Yanılsama olmasını istedim. Gözlerimi sımsıkı kapatıp tekrar açtım. Gitmedi, parlıyordu. Ayın ışığı bize karanlığı getiriyordu.
Gözlerim Rodos'a indiğinde yüzündeki ifadeyi çözmenin imkansız olduğunu biliyordum. Dümdüz bir suratla kendisini çağıran dolunayı izliyordu.
"Rodos."
Tepki vermedi. Hızlıca geçip kapıdan içeri uzandım.
"İhtiyar!" diye bağırdım Milet'e.
Yaşlı adam elindeki fincanı telaşla bırakıp yaslandığı yerden doğruldu. "Ne oldu kızım?"
"Gel, bak." Dediğimde çoktan ayaklanmıştı, koşarak yanımdan geçip Rodos'un yanına gitti. Sormasına gerek kalmadan ne olduğunu anlamıştı.
Elini Rodos'un omzuna koydu.
"Beklediğimiz gün." dedi. Sakin görünse de en az benim kadar korktuğunu biliyordum Milet'in. Sırtı bana dönük bile olsa sesi, yüzündeki ifadeyi anlamama yetiyordu. Rodos omzunun üzerinden geriye baktı. Ona cesaret vermek istiyordum ama ne yapacağımı bilmiyordum.
"N'oluyor?" dedi Halikarnas kapının eşiğinde dururken. Myra da yanındaydı. Gözlerimle ayı işaret ettim.

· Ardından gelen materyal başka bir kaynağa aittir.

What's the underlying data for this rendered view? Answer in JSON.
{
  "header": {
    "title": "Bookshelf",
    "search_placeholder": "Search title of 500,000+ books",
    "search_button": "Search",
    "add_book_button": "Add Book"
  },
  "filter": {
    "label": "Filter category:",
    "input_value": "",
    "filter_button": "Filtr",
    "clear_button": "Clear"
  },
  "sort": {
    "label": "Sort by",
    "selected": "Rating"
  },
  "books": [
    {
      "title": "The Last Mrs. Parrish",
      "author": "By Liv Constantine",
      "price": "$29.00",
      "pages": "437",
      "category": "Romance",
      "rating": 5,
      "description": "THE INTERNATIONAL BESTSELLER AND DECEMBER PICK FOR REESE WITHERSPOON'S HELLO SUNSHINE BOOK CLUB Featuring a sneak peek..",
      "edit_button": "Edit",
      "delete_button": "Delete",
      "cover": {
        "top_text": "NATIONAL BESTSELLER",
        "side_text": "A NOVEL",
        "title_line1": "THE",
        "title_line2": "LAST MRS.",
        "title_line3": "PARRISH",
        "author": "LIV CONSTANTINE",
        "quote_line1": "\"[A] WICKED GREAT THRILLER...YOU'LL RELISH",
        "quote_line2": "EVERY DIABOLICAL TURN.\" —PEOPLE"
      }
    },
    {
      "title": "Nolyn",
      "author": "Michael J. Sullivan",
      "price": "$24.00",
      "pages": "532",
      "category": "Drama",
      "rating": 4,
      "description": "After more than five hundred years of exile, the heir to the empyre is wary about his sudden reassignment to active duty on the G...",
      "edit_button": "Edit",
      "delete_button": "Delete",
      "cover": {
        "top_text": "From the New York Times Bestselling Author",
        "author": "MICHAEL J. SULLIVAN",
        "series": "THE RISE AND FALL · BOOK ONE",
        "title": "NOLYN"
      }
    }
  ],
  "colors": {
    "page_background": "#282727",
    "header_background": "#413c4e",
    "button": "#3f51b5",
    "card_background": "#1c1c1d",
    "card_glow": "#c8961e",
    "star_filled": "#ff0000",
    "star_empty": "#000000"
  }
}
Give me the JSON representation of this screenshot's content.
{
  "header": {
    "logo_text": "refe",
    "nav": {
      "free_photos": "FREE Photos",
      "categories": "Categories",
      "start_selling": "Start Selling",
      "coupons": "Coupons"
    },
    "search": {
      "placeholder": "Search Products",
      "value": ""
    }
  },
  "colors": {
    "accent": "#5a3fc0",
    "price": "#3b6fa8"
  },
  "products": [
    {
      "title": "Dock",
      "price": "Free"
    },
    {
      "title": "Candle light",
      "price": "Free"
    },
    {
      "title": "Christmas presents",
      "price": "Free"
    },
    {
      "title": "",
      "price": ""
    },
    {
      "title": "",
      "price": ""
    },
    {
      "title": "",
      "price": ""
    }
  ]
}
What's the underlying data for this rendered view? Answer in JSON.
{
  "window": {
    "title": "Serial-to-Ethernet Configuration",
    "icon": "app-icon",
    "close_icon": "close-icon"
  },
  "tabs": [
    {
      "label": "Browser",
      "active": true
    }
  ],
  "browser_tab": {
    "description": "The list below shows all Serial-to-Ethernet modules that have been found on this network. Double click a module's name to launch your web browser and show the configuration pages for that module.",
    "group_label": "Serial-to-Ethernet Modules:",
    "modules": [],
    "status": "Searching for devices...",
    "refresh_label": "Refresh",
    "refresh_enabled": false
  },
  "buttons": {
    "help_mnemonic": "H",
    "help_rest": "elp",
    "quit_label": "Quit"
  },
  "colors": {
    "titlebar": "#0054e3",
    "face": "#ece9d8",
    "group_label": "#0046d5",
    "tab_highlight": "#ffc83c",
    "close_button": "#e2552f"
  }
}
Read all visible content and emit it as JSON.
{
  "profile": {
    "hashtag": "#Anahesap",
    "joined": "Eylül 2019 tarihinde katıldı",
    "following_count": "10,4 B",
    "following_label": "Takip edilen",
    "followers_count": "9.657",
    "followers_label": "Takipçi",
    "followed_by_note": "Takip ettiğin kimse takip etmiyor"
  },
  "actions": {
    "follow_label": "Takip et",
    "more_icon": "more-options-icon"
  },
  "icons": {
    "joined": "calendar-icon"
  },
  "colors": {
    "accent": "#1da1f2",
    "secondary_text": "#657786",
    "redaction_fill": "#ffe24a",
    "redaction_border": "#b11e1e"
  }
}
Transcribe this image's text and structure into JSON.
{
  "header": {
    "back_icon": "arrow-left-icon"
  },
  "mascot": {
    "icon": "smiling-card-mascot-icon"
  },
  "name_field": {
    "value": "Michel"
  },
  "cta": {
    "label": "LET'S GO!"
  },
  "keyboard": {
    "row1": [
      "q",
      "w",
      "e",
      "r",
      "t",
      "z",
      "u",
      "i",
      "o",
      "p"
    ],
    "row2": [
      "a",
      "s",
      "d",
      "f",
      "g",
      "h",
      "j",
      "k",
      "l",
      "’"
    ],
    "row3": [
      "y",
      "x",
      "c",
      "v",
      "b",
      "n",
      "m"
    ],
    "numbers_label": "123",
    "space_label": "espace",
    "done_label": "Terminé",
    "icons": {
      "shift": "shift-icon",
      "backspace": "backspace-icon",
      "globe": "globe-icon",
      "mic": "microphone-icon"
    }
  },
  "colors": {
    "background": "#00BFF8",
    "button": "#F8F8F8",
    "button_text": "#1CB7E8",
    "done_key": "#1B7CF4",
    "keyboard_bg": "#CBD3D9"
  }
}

Halikarnas "Bu kadar erken mi?" dedi ve Rodos'un yanına yürüdü.
''Birkaç gün daha olması gerekiyordu. Erken ama gitmemiz gerekiyor." dedi Milet.
Rodos kafa salladı.
"Halk çoktan görmüştür. İlk ışıklarla arenada olacaklar." dedi Halikarnas. Hava bulutlu olduğundan ancak şimdi görebilmiştik ama çoktan gece yarısı olmuştu. Milet Halikarnas'a baktı. "Biz önden gideceğiz, kızlarla burada kal. Sabah sizi alması için bir tane daha atlı adam göndereceğim."
Sabah gidersem Rodos'la konuşma fırsatım bile olmayacaktı.
"Ben de geleceğim!" Onlara doğru birkaç adım attığımda Rodos yüzünü çevirip atının önüne gitti. Şu an konuşamayacağını biliyordum.
"Hayır." dedi Milet kesin bir dille.
"Lütfen Milet, ben de geleyim."
Milet bana yaklaşıp sesini kıstı. "Hazırlanması gerek kızım, kafasını toplaması gerek."
Gözlerim Rodos'a çevrildi. Sırtını bana dönmüş, ata binmek için hayvanı hazırlıyordu.
Milet'e çaresizce bakıp onaylamakla yetindim.
"Ben hallederim." dedi Halikarnas.
"İhtiyar." dedi Rodos sırtını dönmeden. "Bize biraz zaman verin."
Milet önce ona sonra bana baktı. Sonra Halikarnas ve Myra'yı da alıp içeri girdi.
Kalbim deli gibi çarpıyordu. Hızlı adımlarla yanına gidip önünde durdum. Sakince bana döndü.
"Korkma." dedi. "Bana güven."
"Güveniyorum." Yutkundum. Gerçekten güveniyordum ama sesim titrek çıkıyordu.
"Arenada izlerken Babil için küfretmeyi unutma."
Bu durumda bile alay edebiliyordu. Gülmedim, gülmedi.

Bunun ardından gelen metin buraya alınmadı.